Madrasah Ramadlan telah mendidik hidup berproses dalam rantai pendidikan yang sambung menyambung tak mengenal titik akhir untuk selalu belajar. Dimulai dengan niat yang ikhlas, dijalani dengan sabar dan penuh tawakkal, dan menghiasi hari-hari dengan amal kebajikan dimanapun, kapanpun, dan untuk apapun kebajikan ditujukan. Taqwa menjadi primadona sebuah derajat yang indah, bagi siapapun yang membaca Ramadlan dengan sepenuh hati. Di Ramadlan inilah proses belajar mencari bentuk yang terbaik. Seperti asal permata, batu granit legam lewat proses yang lama, dengan gesekan-gesekan sehingga menimbulkan panas bisa menjadi batu yang indah berwarna-warni dan sangat kuat, apabila dinjak sepatu kaca, bukannya permata itu yang hancur tapi justru sepatu kaca itu yang hancur. Maka Ramadlan adalah “kawah” tempat penggemblengan diri menjadi manusia yang sempurna setidaknya manusia yang baik, yang bermanfaat bagi kehidupan.
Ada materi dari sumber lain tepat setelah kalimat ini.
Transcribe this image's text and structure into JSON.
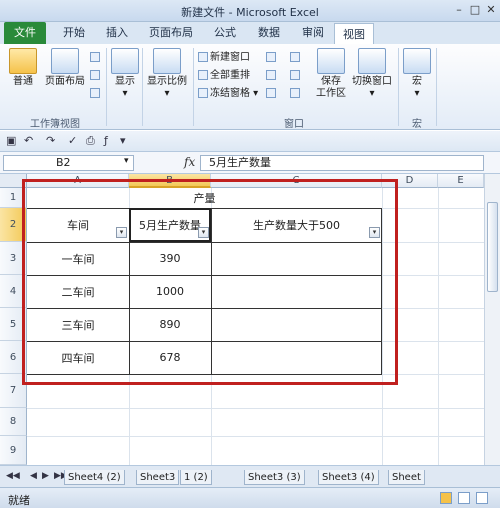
{
  "window": {
    "title": "新建文件 - Microsoft Excel",
    "min": "–",
    "max": "□",
    "close": "✕"
  },
  "tabs": [
    "文件",
    "开始",
    "插入",
    "页面布局",
    "公式",
    "数据",
    "审阅",
    "视图"
  ],
  "ribbon": {
    "normal": "普通",
    "page_layout": "页面布局",
    "show": "显示",
    "zoom": "显示比例",
    "new_window": "新建窗口",
    "arrange_all": "全部重排",
    "freeze_panes": "冻结窗格",
    "save_workspace": "保存\n工作区",
    "switch_windows": "切换窗口",
    "macros": "宏",
    "group_workbook_views": "工作簿视图",
    "group_window": "窗口",
    "group_macros": "宏"
  },
  "name_box": "B2",
  "fx_label": "fx",
  "formula_value": "5月生产数量",
  "columns": [
    "A",
    "B",
    "C",
    "D",
    "E"
  ],
  "rows": [
    "1",
    "2",
    "3",
    "4",
    "5",
    "6",
    "7",
    "8",
    "9"
  ],
  "table": {
    "title": "产量",
    "headers": [
      "车间",
      "5月生产数量",
      "生产数量大于500"
    ],
    "rows": [
      {
        "workshop": "一车间",
        "qty": "390"
      },
      {
        "workshop": "二车间",
        "qty": "1000"
      },
      {
        "workshop": "三车间",
        "qty": "890"
      },
      {
        "workshop": "四车间",
        "qty": "678"
      }
    ]
  },
  "sheets": [
    "Sheet4 (2)",
    "Sheet3",
    "1 (2)",
    "Sheet3 (3)",
    "Sheet3 (4)",
    "Sheet"
  ],
  "status": "就绪",
  "colors": {
    "file_tab": "#2a8a3a",
    "highlight_box": "#c0201f",
    "selected_header": "#f3c957"
  }
}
Aku masih berdiri, ternyata belum selesai mengeja huruf-huruf yang lama-kelamaan kabur tapi membentuk siluet pelangi. Begitu kesadaran kosmos memberi kunci-kunci seperti ilham menafsirkan huruf-huruf yang kabur membuka rahasiaNya menjadi rangkaian tulisan kehidupan. Tidak ada kata yang lebih baik kecuali berproses dalam situasi belajar dan selalu belajar. Mengeluh tidak menyelesaikan masalah. Meski dengan keterbatasan, memompa niat dengan keihklasan penuh dan kesabaran yang prima serta istiqomah selalu dijalanNya. Insyaallah dengan keyakinan yang teguh, kunci-kunci rahasiaNya akan diberikan. Bukankah selama ini setiap persoalan yang Aku alami selalu terpecahkan, Maha besar Allah, kepada-Mu segala puji atas rahmat dan hidayah dan pertolonganMu.

Ramadlan selalu memberikan keberkahan yang menghiasi kehidupanku dan keluargaku.